Mike Burry Says He’s Shorting Oracle with Puts and Stock Shorts
Mike Burry, famed for his 2008 housing market short, disclosed in a Substack post that he has built put-option positions on Oracle and has also shorted the stock over the past six months. Burry criticises Oracle’s aggressive cloud and AI expansion, arguing the company’s large data‑centre buildout and Nvidia chip purchases have driven debt to roughly $95 billion — the largest nonfinancial corporate borrower in Bloomberg’s high‑grade index. Oracle’s shares surged 36% in a single day in September on AI optimism but finished the year about 40% below that peak as costs, contract doubts and rising debt weighed on returns. Oracle recently replaced CEO Safra Catz with two executives to accelerate data‑centre rollouts and continues to prioritise Nvidia GPUs to run large AI models for customers such as OpenAI and xAI. Burry has also publicly targeted Nvidia and Palantir previously, calling Nvidia a preferred way to bet against an AI bubble. He says he avoids shorting Meta, Alphabet and Microsoft because their businesses are not pure AI plays.
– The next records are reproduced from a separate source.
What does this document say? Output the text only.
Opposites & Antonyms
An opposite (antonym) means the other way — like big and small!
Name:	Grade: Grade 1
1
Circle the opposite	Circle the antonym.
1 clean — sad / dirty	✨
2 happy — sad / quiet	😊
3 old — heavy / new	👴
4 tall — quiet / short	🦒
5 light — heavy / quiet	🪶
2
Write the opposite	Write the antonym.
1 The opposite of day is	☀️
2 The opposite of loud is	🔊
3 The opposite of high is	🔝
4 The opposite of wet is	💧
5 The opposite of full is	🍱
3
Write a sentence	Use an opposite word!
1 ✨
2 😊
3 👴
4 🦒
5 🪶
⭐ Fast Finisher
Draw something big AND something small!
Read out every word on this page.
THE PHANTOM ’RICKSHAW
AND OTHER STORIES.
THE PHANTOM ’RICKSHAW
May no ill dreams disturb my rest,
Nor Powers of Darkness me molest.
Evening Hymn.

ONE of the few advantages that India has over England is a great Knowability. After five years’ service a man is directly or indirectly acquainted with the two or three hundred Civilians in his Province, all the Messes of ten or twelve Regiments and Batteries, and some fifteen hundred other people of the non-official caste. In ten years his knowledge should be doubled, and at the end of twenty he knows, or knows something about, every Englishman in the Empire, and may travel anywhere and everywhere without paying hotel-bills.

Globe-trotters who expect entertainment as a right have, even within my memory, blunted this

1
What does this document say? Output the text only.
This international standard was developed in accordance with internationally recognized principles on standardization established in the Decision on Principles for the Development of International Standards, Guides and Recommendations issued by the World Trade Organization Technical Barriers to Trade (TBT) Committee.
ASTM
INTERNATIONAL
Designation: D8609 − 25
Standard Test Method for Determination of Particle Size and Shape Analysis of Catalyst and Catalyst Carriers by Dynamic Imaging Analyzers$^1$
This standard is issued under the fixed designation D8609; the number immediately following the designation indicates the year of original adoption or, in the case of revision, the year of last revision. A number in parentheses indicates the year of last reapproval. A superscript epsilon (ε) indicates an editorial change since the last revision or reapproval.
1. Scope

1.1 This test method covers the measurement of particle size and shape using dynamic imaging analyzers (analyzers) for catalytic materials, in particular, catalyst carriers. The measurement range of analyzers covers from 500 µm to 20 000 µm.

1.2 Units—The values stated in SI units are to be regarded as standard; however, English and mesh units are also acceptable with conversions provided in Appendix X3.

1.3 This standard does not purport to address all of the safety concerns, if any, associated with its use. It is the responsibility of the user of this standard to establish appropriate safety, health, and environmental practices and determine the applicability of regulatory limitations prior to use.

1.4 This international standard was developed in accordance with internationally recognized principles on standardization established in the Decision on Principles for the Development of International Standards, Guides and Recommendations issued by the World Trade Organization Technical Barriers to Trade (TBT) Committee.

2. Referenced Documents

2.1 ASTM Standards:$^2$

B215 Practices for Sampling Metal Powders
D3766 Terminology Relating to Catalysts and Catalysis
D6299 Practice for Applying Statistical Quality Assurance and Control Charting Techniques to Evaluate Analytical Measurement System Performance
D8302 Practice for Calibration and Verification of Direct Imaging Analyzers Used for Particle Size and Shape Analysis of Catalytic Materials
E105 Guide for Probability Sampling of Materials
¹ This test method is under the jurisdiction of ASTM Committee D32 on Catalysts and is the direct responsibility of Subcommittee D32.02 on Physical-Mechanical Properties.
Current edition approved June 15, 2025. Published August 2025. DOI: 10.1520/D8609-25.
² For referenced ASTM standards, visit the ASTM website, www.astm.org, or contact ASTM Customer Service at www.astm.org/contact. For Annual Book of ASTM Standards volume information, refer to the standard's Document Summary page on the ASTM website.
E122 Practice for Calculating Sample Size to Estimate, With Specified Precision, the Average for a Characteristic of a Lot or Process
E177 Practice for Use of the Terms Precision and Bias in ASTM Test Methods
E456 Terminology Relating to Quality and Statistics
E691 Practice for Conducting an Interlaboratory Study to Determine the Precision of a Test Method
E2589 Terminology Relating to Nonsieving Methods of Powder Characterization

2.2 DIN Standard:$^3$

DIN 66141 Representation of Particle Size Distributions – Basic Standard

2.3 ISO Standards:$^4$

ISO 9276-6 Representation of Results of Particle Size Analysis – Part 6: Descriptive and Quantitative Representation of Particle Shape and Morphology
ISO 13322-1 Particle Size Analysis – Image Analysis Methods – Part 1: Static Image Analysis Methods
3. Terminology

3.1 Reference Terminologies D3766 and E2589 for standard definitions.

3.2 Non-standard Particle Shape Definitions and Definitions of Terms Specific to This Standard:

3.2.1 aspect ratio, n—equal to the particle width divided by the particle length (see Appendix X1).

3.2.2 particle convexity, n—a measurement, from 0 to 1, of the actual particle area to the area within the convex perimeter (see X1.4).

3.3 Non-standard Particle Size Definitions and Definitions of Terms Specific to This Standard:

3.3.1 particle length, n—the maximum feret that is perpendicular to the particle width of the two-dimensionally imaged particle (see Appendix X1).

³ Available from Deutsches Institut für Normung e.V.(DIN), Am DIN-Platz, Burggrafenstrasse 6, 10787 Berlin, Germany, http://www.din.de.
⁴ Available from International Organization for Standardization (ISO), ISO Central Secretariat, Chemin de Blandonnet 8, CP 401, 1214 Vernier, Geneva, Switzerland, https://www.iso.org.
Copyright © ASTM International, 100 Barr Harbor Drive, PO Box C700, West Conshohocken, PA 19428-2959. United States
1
Key stats/points: put options + direct shorts on Oracle; ~6‑month position build; Oracle total debt ≈ $95 billion; September stock spike +36%, then ~40% off peak by year‑end. Primary keywords: Mike Burry, Oracle, put options, short, AI, Nvidia, debt, cloud.
Bearish
This news is categorised as bearish for market sentiment, especially in AI and cloud infrastructure-related stocks. A high-profile investor publicly declaring put positions and direct shorts on Oracle — a prominent AI cloud play — can amplify downside pressure by signaling perceived overvaluation and balance‑sheet risk (notably ~$95bn debt). Similar high‑visibility short calls (e.g., past targeted warnings on overhyped sectors) have prompted sell‑side re‑ratings and increased volatility in the targeted names and correlated suppliers (like Nvidia). Short term: expect heightened volatility in Oracle shares, potential downward repricing, and increased option activity (higher put volumes and implied volatility). Related stocks (cloud peers, AI infra suppliers and contractors) could see spillover selling as traders re‑assess capex and margin risk. Longer term: if Oracle’s debt servicing and cloud contract economics come under sustained scrutiny, valuations could compress and credit spreads widen, pressuring the sector; conversely, if Oracle demonstrates clear revenue traction and improved margins from AI services, the bearish pressure may fade. Traders should watch earnings, guidance, data‑centre capex updates, Nvidia GPU demand signals, and option skew to gauge market conviction and timing for trades.